Hans-Jørgen Osnes: I wanted to move on to producing, since the very process of following a project from the initial idea to the completed film is more interesting to me. Finding the project, developing it, taking an active part in sculpting the film is a fulfilling experience.

Your first film was directed by Trier, the next by his scriptwriter - is this a closed circle?
Not at all - Trier, Vogt and I have been working closely together now for a couple of years, but I am also collaborating with other directors. I have currently three productions in the pipeline which are all at different stages of development, casting and financing: Trier's Louder Than Bombs and two feature debuts, Aasne Vaa Greibrokk's All The Beauty, and actor-director Anders T Andersen's Lex Rinnan.

What do you require from a script to convince you that you should make it into a film?
When choosing a script, I look for the good story and try to see how I can contribute making it into a strong film. Some of the projects I join are initiated by auteurs with their own ideas on how to realise them, in other cases I start with a screenplay and do my best to to find the right cast and crew for a powerful and emotional film that will make the audiences think.
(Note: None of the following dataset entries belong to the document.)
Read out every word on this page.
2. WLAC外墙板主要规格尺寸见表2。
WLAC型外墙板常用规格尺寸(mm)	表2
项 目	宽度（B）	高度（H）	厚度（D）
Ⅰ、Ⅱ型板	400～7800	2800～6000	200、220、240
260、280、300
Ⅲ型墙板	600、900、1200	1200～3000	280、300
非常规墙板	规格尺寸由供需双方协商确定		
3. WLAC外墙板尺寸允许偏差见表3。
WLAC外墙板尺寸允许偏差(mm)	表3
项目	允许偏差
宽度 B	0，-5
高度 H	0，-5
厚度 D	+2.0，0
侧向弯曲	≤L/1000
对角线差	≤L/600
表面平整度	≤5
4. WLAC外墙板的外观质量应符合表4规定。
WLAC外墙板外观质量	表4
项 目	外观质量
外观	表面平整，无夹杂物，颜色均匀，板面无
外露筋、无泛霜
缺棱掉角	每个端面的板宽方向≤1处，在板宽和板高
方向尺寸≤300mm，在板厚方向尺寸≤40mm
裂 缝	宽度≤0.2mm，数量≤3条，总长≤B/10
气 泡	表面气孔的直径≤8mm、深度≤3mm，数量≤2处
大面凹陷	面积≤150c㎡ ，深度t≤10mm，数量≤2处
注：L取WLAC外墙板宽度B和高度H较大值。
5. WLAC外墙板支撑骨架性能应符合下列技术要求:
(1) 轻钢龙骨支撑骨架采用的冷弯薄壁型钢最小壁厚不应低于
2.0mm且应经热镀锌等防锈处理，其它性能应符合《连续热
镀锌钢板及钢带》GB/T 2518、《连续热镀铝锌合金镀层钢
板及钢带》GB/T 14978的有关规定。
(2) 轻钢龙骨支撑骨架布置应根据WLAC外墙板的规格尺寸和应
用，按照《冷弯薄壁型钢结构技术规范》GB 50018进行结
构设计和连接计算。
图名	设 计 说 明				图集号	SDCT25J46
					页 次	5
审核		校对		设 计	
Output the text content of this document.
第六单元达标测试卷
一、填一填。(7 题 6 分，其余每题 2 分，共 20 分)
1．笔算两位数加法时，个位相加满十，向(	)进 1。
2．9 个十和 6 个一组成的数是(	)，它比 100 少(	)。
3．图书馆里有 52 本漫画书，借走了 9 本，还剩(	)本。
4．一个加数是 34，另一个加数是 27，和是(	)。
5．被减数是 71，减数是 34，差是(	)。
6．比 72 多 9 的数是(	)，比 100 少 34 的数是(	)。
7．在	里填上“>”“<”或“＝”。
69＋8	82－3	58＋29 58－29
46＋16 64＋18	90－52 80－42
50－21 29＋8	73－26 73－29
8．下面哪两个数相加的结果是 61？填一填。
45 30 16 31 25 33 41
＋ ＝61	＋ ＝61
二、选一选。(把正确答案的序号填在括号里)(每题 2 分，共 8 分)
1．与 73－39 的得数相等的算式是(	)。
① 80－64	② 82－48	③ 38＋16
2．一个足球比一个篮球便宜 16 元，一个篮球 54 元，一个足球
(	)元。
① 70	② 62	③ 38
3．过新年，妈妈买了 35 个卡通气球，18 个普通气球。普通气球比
Oslo, August 31st was a happy result - how did it come about?
It was directed by one of Norway's greatest talents, Joachim Trier, who did an amazing job - essentially it is a strong story, which he made extremely interesting, both narratively and visually. During production we managed to make the right choices, so the result became a film that is very rich in nuance.

How do you see your role as producer in working with your directors?
I think it is important that a producer has check the broad lines, ie he must be very much involved in the films that are currently in production, but he must also think ahead, look for new projects for his directors or help directors to start them, so they also have a next film planned. I try to be a strategist and support them in any way - and in the end, I simply enjoy the process in putting it all together and making it happen.

Anything you are particularly good at - and anything you are definitely not?
As a producer I am good at planning and finding a way to make things possible. My weakest point is that I am not a dramaturgist - however, I have a good gut feeling for things, and I know when they work.

Norwegian film is increasingly acquiring an international profile - what is happening up there?
I think the Norwegian film industry - producers and directors - are all working hard to improve the level of film-making. I think we are focusing on producing films in a different way, very much depending on the single projects - at the same time, crews are getting more and more professional. The Norwegian Film Institute is also a good help in this process, from having the same high ambitions.